The presentation relies on research data collected from two vocational education providers (VET) in Finland. It gives a voice to VET students and presents their expectations and concerns about their transition to working life. The presentation aims to provide new insights into young people’s social belonging, suggesting that one way for constructing a more sustainable society might be by acknowledging the value of welfare citizenship.
Parental Influence on Students’ Educational Trajectories: Overemphasis on Academic Track at the Cost of Vocational Education
Heidur Hrund Jonsdottir, Kristjana Stella Blondal
University of Iceland, Iceland
Iceland´s participation in vocational educational programs is lower than in most other OECD countries. There is a strong emphasis on academic education in Iceland while vocational education is seen as a lesser option regardless of students’ strengths and interests. Family is one of the primary contributors to students’ education and majority of Icelandic parents prefer that their children choose academic track. Students in academic track at upper secondary school who liked vocational subjects better in compulsory school have been found to have lower levels of academic interest and being more at risk of dropping out. Iceland has a high rate of early school leaving and choosing a suitable track can be critical for school success.
Using both survey and registered data for approximately 2000 students, we explore the influence of parents’ educational emphasis when their child is in the 10th grade (end of compulsory school) on students’ trajectories at upper secondary school over three year period. We explore this relationship in light of students’ academic interest in the 10th grade.

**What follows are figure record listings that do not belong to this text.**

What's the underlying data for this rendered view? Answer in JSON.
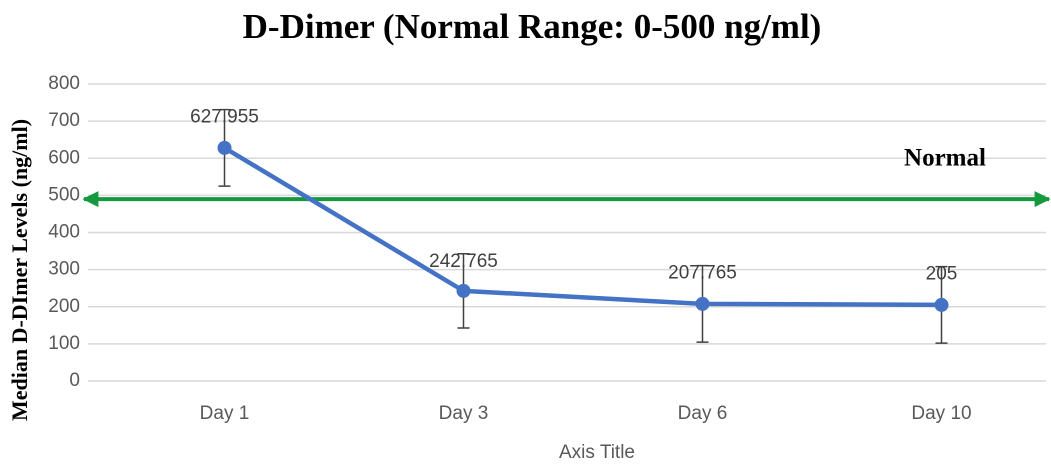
{
  "chart_data": {
    "type": "line",
    "title": "D-Dimer (Normal Range: 0-500 ng/ml)",
    "y_label": "Median D-DImer Levels (ng/ml)",
    "x_label": "Axis Title",
    "categories": [
      "Day 1",
      "Day 3",
      "Day 6",
      "Day 10"
    ],
    "values": [
      627.955,
      242.765,
      207.765,
      205
    ],
    "errors": [
      103,
      100,
      103,
      103
    ],
    "color": "#4472c4",
    "reference_line": {
      "value": 490,
      "label": "Normal",
      "color": "#14993e"
    },
    "ylim": [
      0,
      800
    ],
    "yticks": [
      0,
      100,
      200,
      300,
      400,
      500,
      600,
      700,
      800
    ],
    "grid": true
  }
}
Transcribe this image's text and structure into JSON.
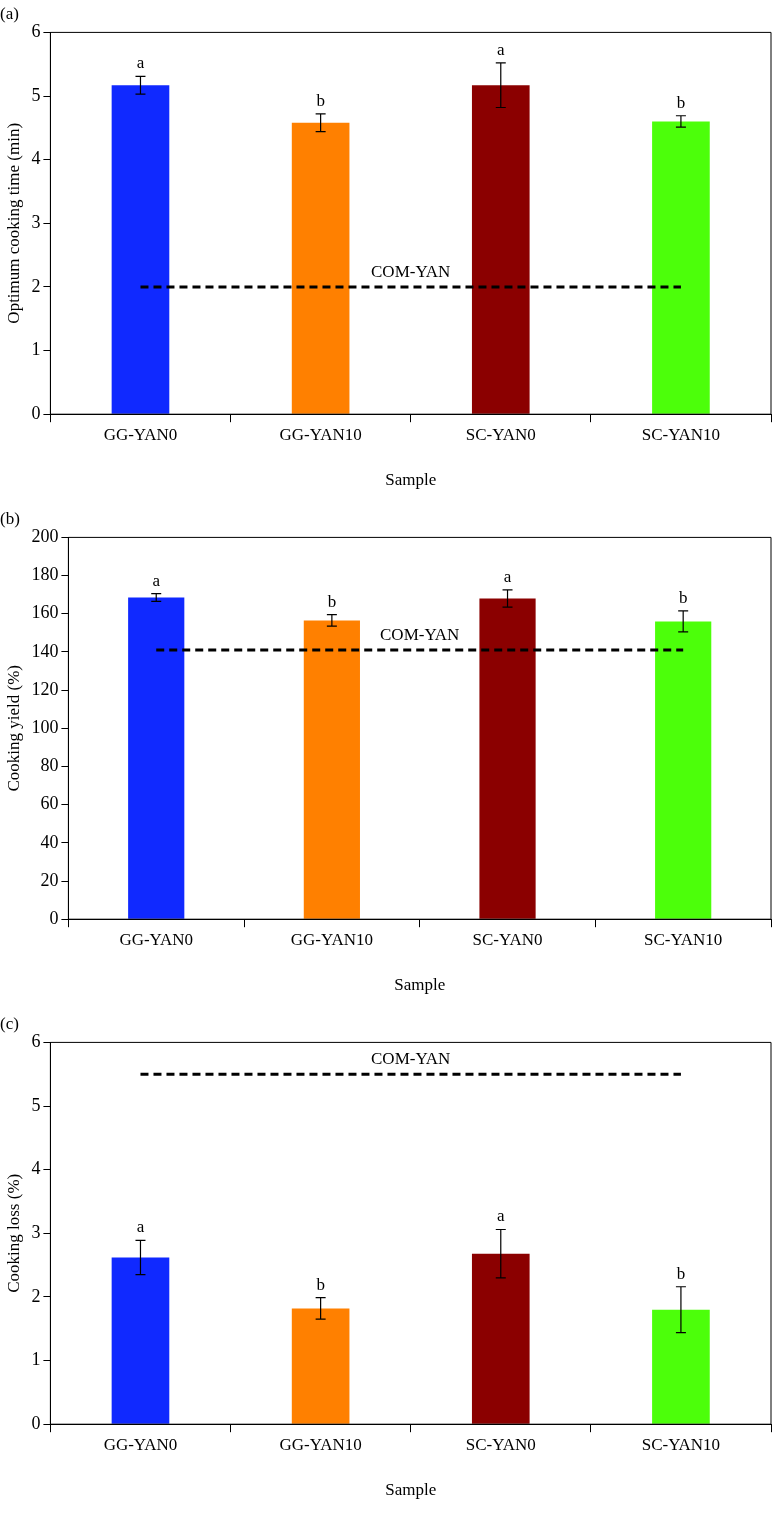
{
  "chart_data": [
    {
      "type": "bar",
      "title": "(a)",
      "xlabel": "Sample",
      "ylabel": "Optimum cooking time (min)",
      "categories": [
        "GG-YAN0",
        "GG-YAN10",
        "SC-YAN0",
        "SC-YAN10"
      ],
      "values": [
        5.17,
        4.58,
        5.17,
        4.6
      ],
      "errors": [
        0.14,
        0.14,
        0.35,
        0.09
      ],
      "colors": [
        "#1029ff",
        "#ff8000",
        "#8b0000",
        "#4cff0a"
      ],
      "ylim": [
        0,
        6
      ],
      "yticks": [
        0,
        1,
        2,
        3,
        4,
        5,
        6
      ],
      "grid": false,
      "legend": false,
      "ref_lines": [
        {
          "axis": "y",
          "value": 2,
          "label": "COM-YAN",
          "color": "#000000",
          "line_style": "dashed"
        }
      ],
      "annotations": [
        {
          "text": "a",
          "x": "GG-YAN0",
          "y": 5.31
        },
        {
          "text": "b",
          "x": "GG-YAN10",
          "y": 4.72
        },
        {
          "text": "a",
          "x": "SC-YAN0",
          "y": 5.52
        },
        {
          "text": "b",
          "x": "SC-YAN10",
          "y": 4.69
        }
      ]
    },
    {
      "type": "bar",
      "title": "(b)",
      "xlabel": "Sample",
      "ylabel": "Cooking yield (%)",
      "categories": [
        "GG-YAN0",
        "GG-YAN10",
        "SC-YAN0",
        "SC-YAN10"
      ],
      "values": [
        168.5,
        156.5,
        168,
        156
      ],
      "errors": [
        2,
        3,
        4.5,
        5.5
      ],
      "colors": [
        "#1029ff",
        "#ff8000",
        "#8b0000",
        "#4cff0a"
      ],
      "ylim": [
        0,
        200
      ],
      "yticks": [
        0,
        20,
        40,
        60,
        80,
        100,
        120,
        140,
        160,
        180,
        200
      ],
      "grid": false,
      "legend": false,
      "ref_lines": [
        {
          "axis": "y",
          "value": 141,
          "label": "COM-YAN",
          "color": "#000000",
          "line_style": "dashed"
        }
      ],
      "annotations": [
        {
          "text": "a",
          "x": "GG-YAN0",
          "y": 170.5
        },
        {
          "text": "b",
          "x": "GG-YAN10",
          "y": 159.5
        },
        {
          "text": "a",
          "x": "SC-YAN0",
          "y": 172.5
        },
        {
          "text": "b",
          "x": "SC-YAN10",
          "y": 161.5
        }
      ]
    },
    {
      "type": "bar",
      "title": "(c)",
      "xlabel": "Sample",
      "ylabel": "Cooking loss (%)",
      "categories": [
        "GG-YAN0",
        "GG-YAN10",
        "SC-YAN0",
        "SC-YAN10"
      ],
      "values": [
        2.62,
        1.82,
        2.68,
        1.8
      ],
      "errors": [
        0.27,
        0.17,
        0.38,
        0.36
      ],
      "colors": [
        "#1029ff",
        "#ff8000",
        "#8b0000",
        "#4cff0a"
      ],
      "ylim": [
        0,
        6
      ],
      "yticks": [
        0,
        1,
        2,
        3,
        4,
        5,
        6
      ],
      "grid": false,
      "legend": false,
      "ref_lines": [
        {
          "axis": "y",
          "value": 5.5,
          "label": "COM-YAN",
          "color": "#000000",
          "line_style": "dashed"
        }
      ],
      "annotations": [
        {
          "text": "a",
          "x": "GG-YAN0",
          "y": 2.89
        },
        {
          "text": "b",
          "x": "GG-YAN10",
          "y": 1.99
        },
        {
          "text": "a",
          "x": "SC-YAN0",
          "y": 3.06
        },
        {
          "text": "b",
          "x": "SC-YAN10",
          "y": 2.16
        }
      ]
    }
  ]
}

We expect to find that students whose parents emphasize academic studies are more likely to choose academic track regardless of their academic interest. We expect the relationship to persist even after taking family background and gender into account as well as previous academic achievement which is a strong predictor for educational choice.
The study will contribute to our understanding of how to reduce early school leaving that is affected by choosing a stream that does not fit students’ academic interest.